Ron missed his parents, his brothers, his sister. He missed Harry; he missed Hermione. It was agonizing to be able to see them from the Astronomy Tower, but unable to speak to them, though he'd shouted himself hoarse so many times trying, always trying. He tried again this time, willing Hermione to hear him, but she just continued toward the forest.

Sometimes he hated her for doing this to him. Better to have died, Ron reasoned, than to spend all day running through the castle, surrounded by cold grey stone, by shadows and dust and cobwebs from spiders that never existed. There was no one here, nothing alive or moving besides himself. He couldn't sleep, couldn't eat, and even the books in the library couldn't be read. There was nothing to do but run.
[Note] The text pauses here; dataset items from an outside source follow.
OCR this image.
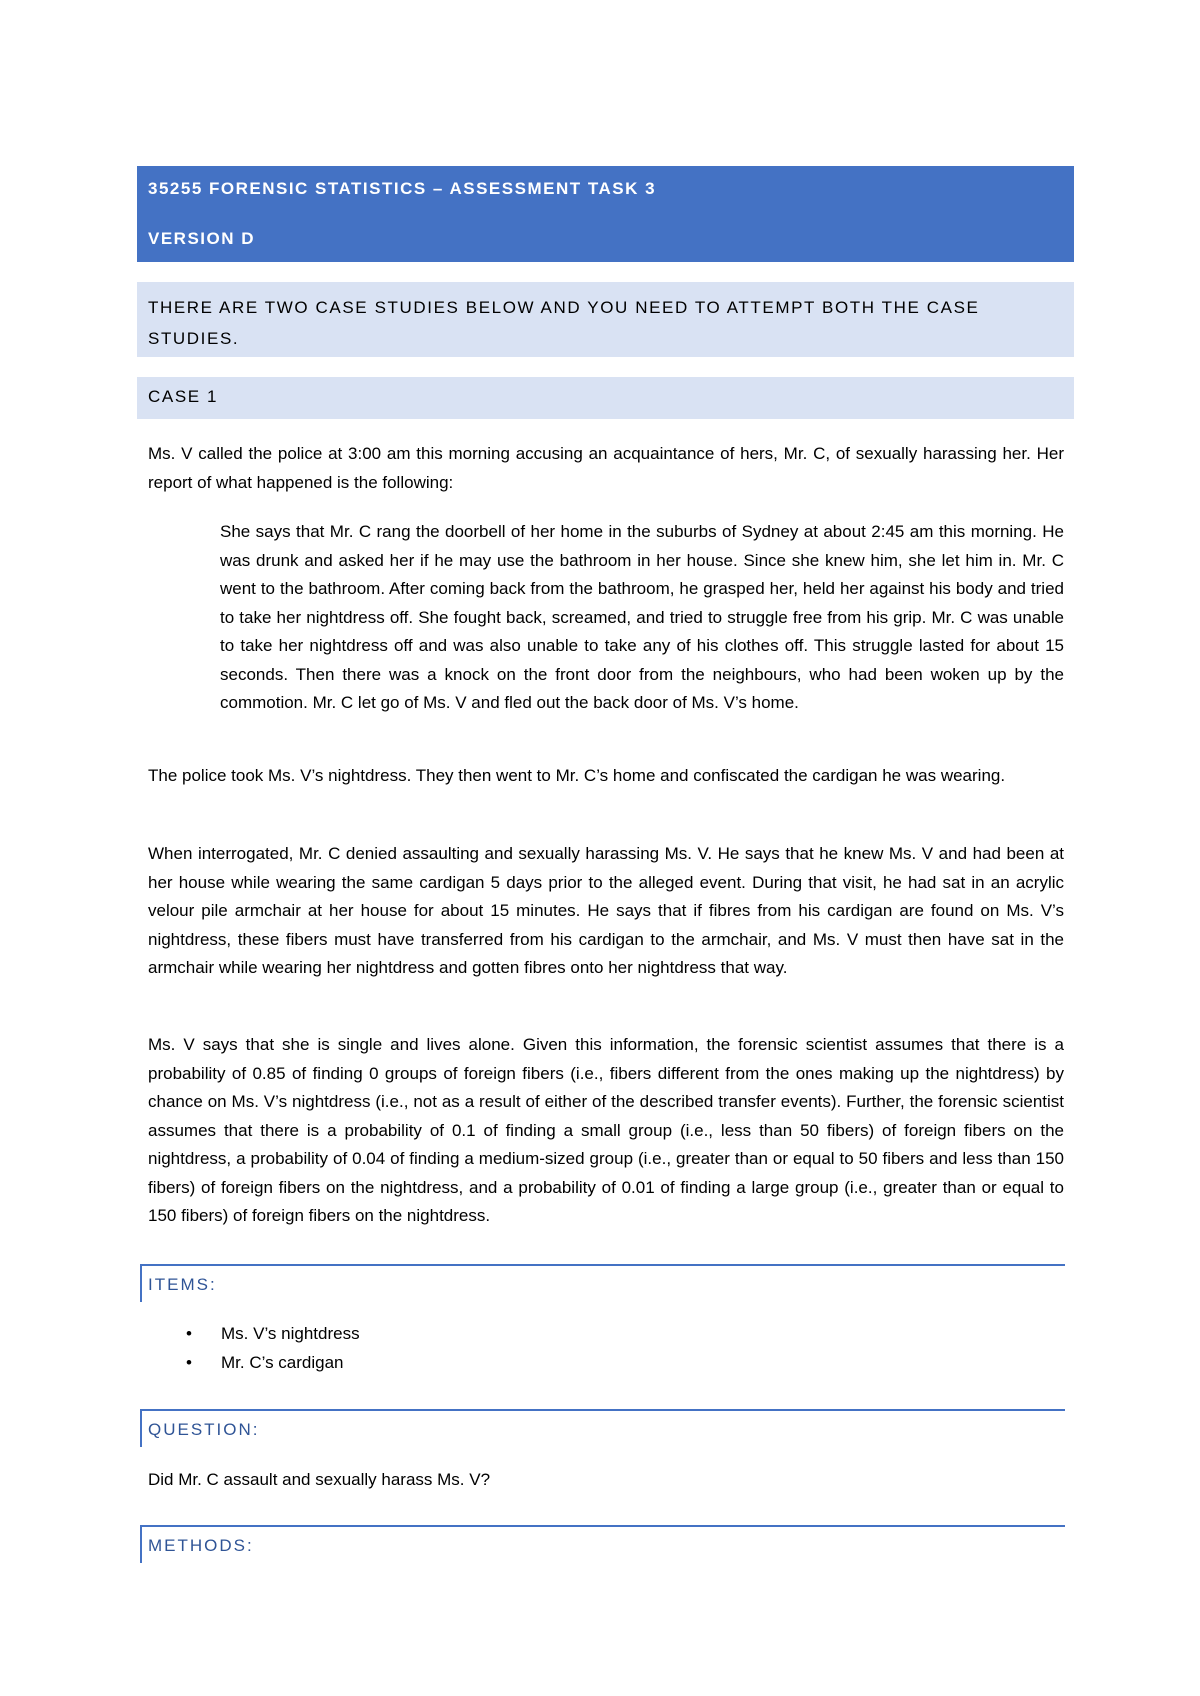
35255 FORENSIC STATISTICS – ASSESSMENT TASK 3
VERSION D
THERE ARE TWO CASE STUDIES BELOW AND YOU NEED TO ATTEMPT BOTH THE CASE STUDIES.
CASE 1

Ms. V called the police at 3:00 am this morning accusing an acquaintance of hers, Mr. C, of sexually harassing her. Her report of what happened is the following:

She says that Mr. C rang the doorbell of her home in the suburbs of Sydney at about 2:45 am this morning. He was drunk and asked her if he may use the bathroom in her house. Since she knew him, she let him in. Mr. C went to the bathroom. After coming back from the bathroom, he grasped her, held her against his body and tried to take her nightdress off. She fought back, screamed, and tried to struggle free from his grip. Mr. C was unable to take her nightdress off and was also unable to take any of his clothes off. This struggle lasted for about 15 seconds. Then there was a knock on the front door from the neighbours, who had been woken up by the commotion. Mr. C let go of Ms. V and fled out the back door of Ms. V’s home.

The police took Ms. V’s nightdress. They then went to Mr. C’s home and confiscated the cardigan he was wearing.

When interrogated, Mr. C denied assaulting and sexually harassing Ms. V. He says that he knew Ms. V and had been at her house while wearing the same cardigan 5 days prior to the alleged event. During that visit, he had sat in an acrylic velour pile armchair at her house for about 15 minutes. He says that if fibres from his cardigan are found on Ms. V’s nightdress, these fibers must have transferred from his cardigan to the armchair, and Ms. V must then have sat in the armchair while wearing her nightdress and gotten fibres onto her nightdress that way.

Ms. V says that she is single and lives alone. Given this information, the forensic scientist assumes that there is a probability of 0.85 of finding 0 groups of foreign fibers (i.e., fibers different from the ones making up the nightdress) by chance on Ms. V’s nightdress (i.e., not as a result of either of the described transfer events). Further, the forensic scientist assumes that there is a probability of 0.1 of finding a small group (i.e., less than 50 fibers) of foreign fibers on the nightdress, a probability of 0.04 of finding a medium-sized group (i.e., greater than or equal to 50 fibers and less than 150 fibers) of foreign fibers on the nightdress, and a probability of 0.01 of finding a large group (i.e., greater than or equal to 150 fibers) of foreign fibers on the nightdress.

ITEMS:
• Ms. V’s nightdress
• Mr. C’s cardigan
QUESTION:

Did Mr. C assault and sexually harass Ms. V?

METHODS:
He was bloody well sick of running.

Hermione's figure disappeared into the trees, then, and Ron sighed. He knew she was trying to find a way to help him, and wondered idly if she were doing it for him, or because she couldn't resist a challenge. He supposed it didn't matter, really. Not like he could do anything about it, either way. Until she succeeded in whatever she was trying to do to bring him back, or until some kind soul took pity on him and finished him off, there was nothing he could do.

Nothing but run, that is.

A faint breeze swirled around him, caressing his cheek for the briefest of moments. Ron covered the spot with his hand, willing the sensation to last, but all too soon it faded, just like everything else. With a resigned sigh, he turned and ran down the stairs.

At Ron's bedside at Saint Mungo's, Hermione had finished whispering her plans into his ear and brushed a kiss over his wan face.  "I'll be back soon, Ron," she murmured. "Soon, you'll be awake again."